Встала и говорит: «Если он со двора выходит, а стало быть, здоров и мать забыл, значит, неприлично и стыдно матери у порога стоять и ласки, как подачки выпрашивать». Домой воротилась и слегла; теперь в жару: «Вижу, говорит, для своей у него есть время». Она полагает, что своя‑то – это Софья Семеновна, твоя невеста, или любовница, уж не знаю. Я пошел было тотчас к Софье Семеновне, потому, брат, я хотел все разузнать, – прихожу, смотрю: гроб стоит, дети плачут. Софья Семеновна траурные платьица им примеряет. Тебя нет. Посмотрел, извинился и вышел, так и Авдотье Романовне донес.

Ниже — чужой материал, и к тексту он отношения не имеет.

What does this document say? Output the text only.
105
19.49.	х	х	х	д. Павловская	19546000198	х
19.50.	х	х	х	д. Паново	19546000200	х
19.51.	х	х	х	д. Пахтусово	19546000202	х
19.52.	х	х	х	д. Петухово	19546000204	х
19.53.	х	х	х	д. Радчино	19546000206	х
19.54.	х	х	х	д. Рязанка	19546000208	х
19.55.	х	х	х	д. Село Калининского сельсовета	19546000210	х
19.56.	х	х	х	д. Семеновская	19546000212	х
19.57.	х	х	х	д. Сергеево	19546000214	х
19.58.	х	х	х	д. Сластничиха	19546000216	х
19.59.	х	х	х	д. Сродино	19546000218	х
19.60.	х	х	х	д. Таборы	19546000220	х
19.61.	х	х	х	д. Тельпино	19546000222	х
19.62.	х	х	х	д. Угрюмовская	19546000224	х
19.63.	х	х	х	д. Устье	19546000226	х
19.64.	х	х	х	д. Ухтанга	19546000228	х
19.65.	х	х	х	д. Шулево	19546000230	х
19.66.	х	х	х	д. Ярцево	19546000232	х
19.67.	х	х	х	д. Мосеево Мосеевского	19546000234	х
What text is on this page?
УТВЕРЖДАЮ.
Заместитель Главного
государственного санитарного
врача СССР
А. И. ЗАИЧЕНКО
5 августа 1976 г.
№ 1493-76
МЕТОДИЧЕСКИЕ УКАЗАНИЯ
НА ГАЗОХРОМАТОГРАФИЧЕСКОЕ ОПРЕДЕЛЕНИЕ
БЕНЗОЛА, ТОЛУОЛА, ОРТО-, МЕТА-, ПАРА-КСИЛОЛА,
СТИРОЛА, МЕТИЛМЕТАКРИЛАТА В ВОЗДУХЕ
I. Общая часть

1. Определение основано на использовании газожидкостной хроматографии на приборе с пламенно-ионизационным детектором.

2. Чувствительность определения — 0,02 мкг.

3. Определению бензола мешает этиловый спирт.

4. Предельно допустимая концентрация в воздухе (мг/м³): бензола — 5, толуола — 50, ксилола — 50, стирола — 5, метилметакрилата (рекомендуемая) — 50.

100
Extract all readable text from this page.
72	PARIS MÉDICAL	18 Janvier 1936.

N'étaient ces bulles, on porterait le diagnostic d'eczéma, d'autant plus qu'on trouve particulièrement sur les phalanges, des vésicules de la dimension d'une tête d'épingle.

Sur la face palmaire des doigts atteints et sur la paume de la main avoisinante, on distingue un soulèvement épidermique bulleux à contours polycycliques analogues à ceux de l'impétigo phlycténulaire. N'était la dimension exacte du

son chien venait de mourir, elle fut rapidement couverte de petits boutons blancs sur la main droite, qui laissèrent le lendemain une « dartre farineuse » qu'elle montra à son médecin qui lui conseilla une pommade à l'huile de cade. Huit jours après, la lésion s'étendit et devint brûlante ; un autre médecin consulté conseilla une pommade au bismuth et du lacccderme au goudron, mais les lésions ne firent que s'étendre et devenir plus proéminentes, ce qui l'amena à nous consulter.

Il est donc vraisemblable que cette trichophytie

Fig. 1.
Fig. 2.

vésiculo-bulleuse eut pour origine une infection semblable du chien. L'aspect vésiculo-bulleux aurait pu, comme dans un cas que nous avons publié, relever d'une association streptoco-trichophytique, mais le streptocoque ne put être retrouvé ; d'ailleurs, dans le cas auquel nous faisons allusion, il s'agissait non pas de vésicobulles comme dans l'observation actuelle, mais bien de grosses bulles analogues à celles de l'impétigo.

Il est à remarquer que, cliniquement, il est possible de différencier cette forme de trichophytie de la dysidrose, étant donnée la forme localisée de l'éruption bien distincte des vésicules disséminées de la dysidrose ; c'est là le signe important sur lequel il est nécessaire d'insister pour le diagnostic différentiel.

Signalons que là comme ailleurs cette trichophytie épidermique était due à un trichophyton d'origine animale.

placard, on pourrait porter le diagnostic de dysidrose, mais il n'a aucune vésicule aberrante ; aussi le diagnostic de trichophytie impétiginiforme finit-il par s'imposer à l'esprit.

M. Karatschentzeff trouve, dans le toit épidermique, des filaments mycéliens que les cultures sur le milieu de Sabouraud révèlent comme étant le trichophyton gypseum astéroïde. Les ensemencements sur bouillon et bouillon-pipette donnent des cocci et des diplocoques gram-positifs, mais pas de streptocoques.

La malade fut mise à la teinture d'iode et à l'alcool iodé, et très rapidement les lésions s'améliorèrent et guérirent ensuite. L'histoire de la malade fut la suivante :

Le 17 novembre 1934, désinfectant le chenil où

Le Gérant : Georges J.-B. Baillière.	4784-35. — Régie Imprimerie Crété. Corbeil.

Все, стало быть, это вздор, и нет тут никакой своей, вернее всего, стало быть, сумасшествие. Но вот ты сидишь и вареную говядину жрешь, точно три дня не ел. Оно, положим, и сумасшедшие тоже едят, но хоть ты и слова со мной не сказал, но ты… не сумасшедший! В этом я поклянусь. Прежде всего, не сумасшедший. Итак, черт с вами со всеми, потому что тут какая‑то тайна, какой‑то секрет; а я над вашими секретами ломать головы не намерен. Так только зашел обругаться, – заключил он, вставая, – душу отвести, а я знаю, что мне теперь делать!
– Что же ты теперь хочешь делать?
– А тебе какое дело, что я теперь хочу делать?
– Смотри, ты запьешь!
– Почему… почему ты это узнал?
– Ну вот еще!
Разумихин помолчал с минуту.
– Ты всегда был очень рассудительный человек и никогда, никогда ты не был сумасшедшим, – заметил он вдруг с жаром. – Это так: я запью! Прощай! – И он двинулся идти.
– Я о тебе, третьего дня кажется, с сестрой говорил, Разумихин.
– Обо мне! Да… ты где же ее мог видеть третьего дня? – вдруг остановился Разумихин, даже побледнел немного. Можно было угадать, что сердце его медленно и с напряжением застучало в груди.
– Она сюда приходила, одна, здесь сидела, говорила со мной.
– Она!
– Да, она.
– Что же ты говорил… я хочу сказать, обо мне‑то?
– Я сказал ей, что ты очень хороший, честный и трудолюбивый человек.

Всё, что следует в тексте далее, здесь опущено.